ZDisket / TensorVox

Desktop application for neural speech synthesis written in C++
MIT License
210 stars 20 forks source link

using the models in python #2

Closed copperdong closed 3 years ago

copperdong commented 3 years ago

Hello, thank you for your code. I tried to test the models with Python, but the generated wav file is wrong. Can you help me to check my code? thank you!

import numpy as np
import soundfile as sf
import yaml
import time
import tensorflow as tf
import matplotlib.pyplot as plt
from tensorflow_tts.inference import AutoProcessor

processor = AutoProcessor.from_pretrained(pretrained_path="./test/files/ljspeech_mapper.json")
input_text = "There’s a way to measure the acute emotional intelligence that has never gone out of style."
input_ids = processor.text_to_sequence(input_text)

fastspeech2 = tf.saved_model.load(r"temp\Win64DemoWithModel\LJ\melgen")
mb_melgan = tf.saved_model.load(r"temp\Win64DemoWithModel\LJ\vocoder")
print("fs2")

start = time.time()
mel_before, mel_after, duration_outputs, _, _ = fastspeech2.inference(
    input_ids=tf.expand_dims(tf.convert_to_tensor(input_ids, dtype=tf.int32), 0),
    speaker_ids=tf.convert_to_tensor([0], dtype=tf.int32),
    speed_ratios=tf.convert_to_tensor([1.0], dtype=tf.float32),
    f0_ratios =tf.convert_to_tensor([1.0], dtype=tf.float32),
    energy_ratios =tf.convert_to_tensor([1.0], dtype=tf.float32)
)
print(mel_before.shape) # (1, 345, 80)
print("fs:", time.time() - start)

audios = mb_melgan.inference(mel_before)
audio_after = mb_melgan.inference(mel_after)
print("fs:", time.time() - start)
print(audios.shape)
sf.write('./mel_before2.wav', audios[0, :, 0], 22050, "PCM_16")
sf.write('./mel_after2.wav', audio_after[0, :, 0], 22050, "PCM_16")
plt.plot(audios[0, :, 0])

plt.show()
ZDisket commented 3 years ago

@copperdong For Python usage open an issue in the TensorflowTTS repo: https://github.com/TensorSpeech/TensorFlowTTS Also, my FS2 model uses phonemes, so using a text only processor is wrong. If you're using my fork of TensorflowTTS, this is how you do it:

text = "There’s a way to measure the acute emotional intelligence that has never gone out of style"
proc = LJSpeechProcessor(None,"english_cleaners") 
ids, arpatxt = proc.processtxtph(text)

Feed the ids into the model like this

tf.convert_to_tensor(ids, dtype=tf.int32), 0

copperdong commented 3 years ago

Thank you!

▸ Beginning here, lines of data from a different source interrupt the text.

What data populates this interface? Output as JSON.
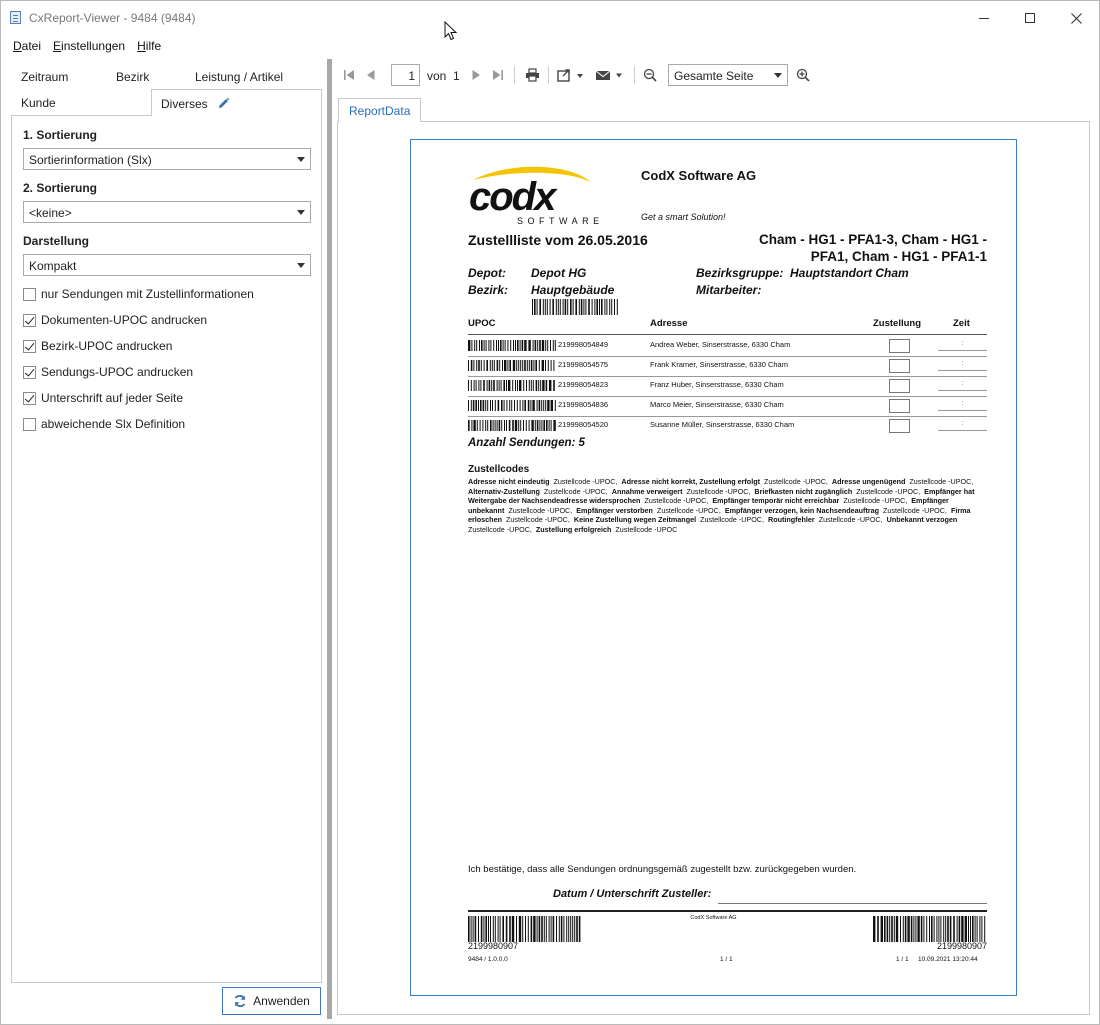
{
  "window": {
    "title": "CxReport-Viewer - 9484 (9484)"
  },
  "menu": [
    {
      "label": "Datei",
      "key": "D",
      "rest": "atei"
    },
    {
      "label": "Einstellungen",
      "key": "E",
      "rest": "instellungen"
    },
    {
      "label": "Hilfe",
      "key": "H",
      "rest": "ilfe"
    }
  ],
  "left_tabs": {
    "row1": [
      "Zeitraum",
      "Bezirk",
      "Leistung / Artikel"
    ],
    "kunde": "Kunde",
    "diverses": "Diverses"
  },
  "settings": {
    "sort1_label": "1. Sortierung",
    "sort1_value": "Sortierinformation (Slx)",
    "sort2_label": "2. Sortierung",
    "sort2_value": "<keine>",
    "display_label": "Darstellung",
    "display_value": "Kompakt",
    "checkboxes": [
      {
        "label": "nur Sendungen mit Zustellinformationen",
        "checked": false
      },
      {
        "label": "Dokumenten-UPOC andrucken",
        "checked": true
      },
      {
        "label": "Bezirk-UPOC andrucken",
        "checked": true
      },
      {
        "label": "Sendungs-UPOC andrucken",
        "checked": true
      },
      {
        "label": "Unterschrift auf jeder Seite",
        "checked": true
      },
      {
        "label": "abweichende Slx Definition",
        "checked": false
      }
    ],
    "apply_label": "Anwenden"
  },
  "toolbar": {
    "page_current": "1",
    "page_of": "von",
    "page_total": "1",
    "zoom_value": "Gesamte Seite"
  },
  "report_tab": "ReportData",
  "report": {
    "logo_text": "codx",
    "logo_sub": "SOFTWARE",
    "company": "CodX Software AG",
    "slogan": "Get a smart Solution!",
    "title": "Zustellliste vom 26.05.2016",
    "route_line1": "Cham - HG1 - PFA1-3, Cham - HG1 -",
    "route_line2": "PFA1, Cham - HG1 - PFA1-1",
    "depot_label": "Depot:",
    "depot_value": "Depot HG",
    "bezirk_label": "Bezirk:",
    "bezirk_value": "Hauptgebäude",
    "bezirksgruppe_label": "Bezirksgruppe:",
    "bezirksgruppe_value": "Hauptstandort Cham",
    "mitarbeiter_label": "Mitarbeiter:",
    "columns": {
      "upoc": "UPOC",
      "adresse": "Adresse",
      "zustellung": "Zustellung",
      "zeit": "Zeit"
    },
    "rows": [
      {
        "upoc": "219998054849",
        "address": "Andrea Weber, Sinserstrasse, 6330 Cham",
        "time": ":"
      },
      {
        "upoc": "219998054575",
        "address": "Frank Kramer, Sinserstrasse, 6330 Cham",
        "time": ":"
      },
      {
        "upoc": "219998054823",
        "address": "Franz Huber, Sinserstrasse, 6330 Cham",
        "time": ":"
      },
      {
        "upoc": "219998054836",
        "address": "Marco Meier, Sinserstrasse, 6330 Cham",
        "time": ":"
      },
      {
        "upoc": "219998054520",
        "address": "Susanne Müller, Sinserstrasse, 6330 Cham",
        "time": ":"
      }
    ],
    "count_text": "Anzahl Sendungen: 5",
    "zustellcodes_title": "Zustellcodes",
    "zustellcodes": [
      {
        "b": "Adresse nicht eindeutig",
        "t": "Zustellcode -UPOC,"
      },
      {
        "b": "Adresse nicht korrekt, Zustellung erfolgt",
        "t": "Zustellcode -UPOC,"
      },
      {
        "b": "Adresse ungenügend",
        "t": "Zustellcode -UPOC,"
      },
      {
        "b": "Alternativ-Zustellung",
        "t": "Zustellcode -UPOC,"
      },
      {
        "b": "Annahme verweigert",
        "t": "Zustellcode -UPOC,"
      },
      {
        "b": "Briefkasten nicht zugänglich",
        "t": "Zustellcode -UPOC,"
      },
      {
        "b": "Empfänger hat Weitergabe der Nachsendeadresse widersprochen",
        "t": "Zustellcode -UPOC,"
      },
      {
        "b": "Empfänger temporär nicht erreichbar",
        "t": "Zustellcode -UPOC,"
      },
      {
        "b": "Empfänger unbekannt",
        "t": "Zustellcode -UPOC,"
      },
      {
        "b": "Empfänger verstorben",
        "t": "Zustellcode -UPOC,"
      },
      {
        "b": "Empfänger verzogen, kein Nachsendeauftrag",
        "t": "Zustellcode -UPOC,"
      },
      {
        "b": "Firma erloschen",
        "t": "Zustellcode -UPOC,"
      },
      {
        "b": "Keine Zustellung wegen Zeitmangel",
        "t": "Zustellcode -UPOC,"
      },
      {
        "b": "Routingfehler",
        "t": "Zustellcode -UPOC,"
      },
      {
        "b": "Unbekannt verzogen",
        "t": "Zustellcode -UPOC,"
      },
      {
        "b": "Zustellung erfolgreich",
        "t": "Zustellcode -UPOC"
      }
    ],
    "confirm_text": "Ich bestätige, dass alle Sendungen ordnungsgemäß zugestellt bzw. zurückgegeben wurden.",
    "signature_label": "Datum / Unterschrift Zusteller:",
    "footer_company": "CodX Software AG",
    "footer_barcode_left": "2199980907",
    "footer_barcode_right": "2199980907",
    "footer_version": "9484 / 1.0.0.0",
    "footer_page_center": "1 / 1",
    "footer_page_right": "1 / 1",
    "footer_timestamp": "10.09.2021 13:20:44"
  }
}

I find that memory keeps growing after every inference. I made the following changes. FastSpeech2.cpp

bool FastSpeech2::Initialize(const std::string & SavedModelFolder)  {
    try {
               **std::vector<uint8_t> config = {0x10, 0x1, 0x28, 0x1};
        FastSpeech = new Model(SavedModelFolder, config)**;
    }
    catch (...) {
        FastSpeech = nullptr;
        return false;

    }
    return true;
}

The corresponding Python code is ...

import tensorflow as tf
config = tf.compat.v1.ConfigProto(inter_op_parallelism_threads=1, intra_op_parallelism_threads=1)
serialized = config.SerializeToString()
print(list(map(hex, serialized)))
ZDisket commented 3 years ago

@copperdong That's interesting. I'll check it out.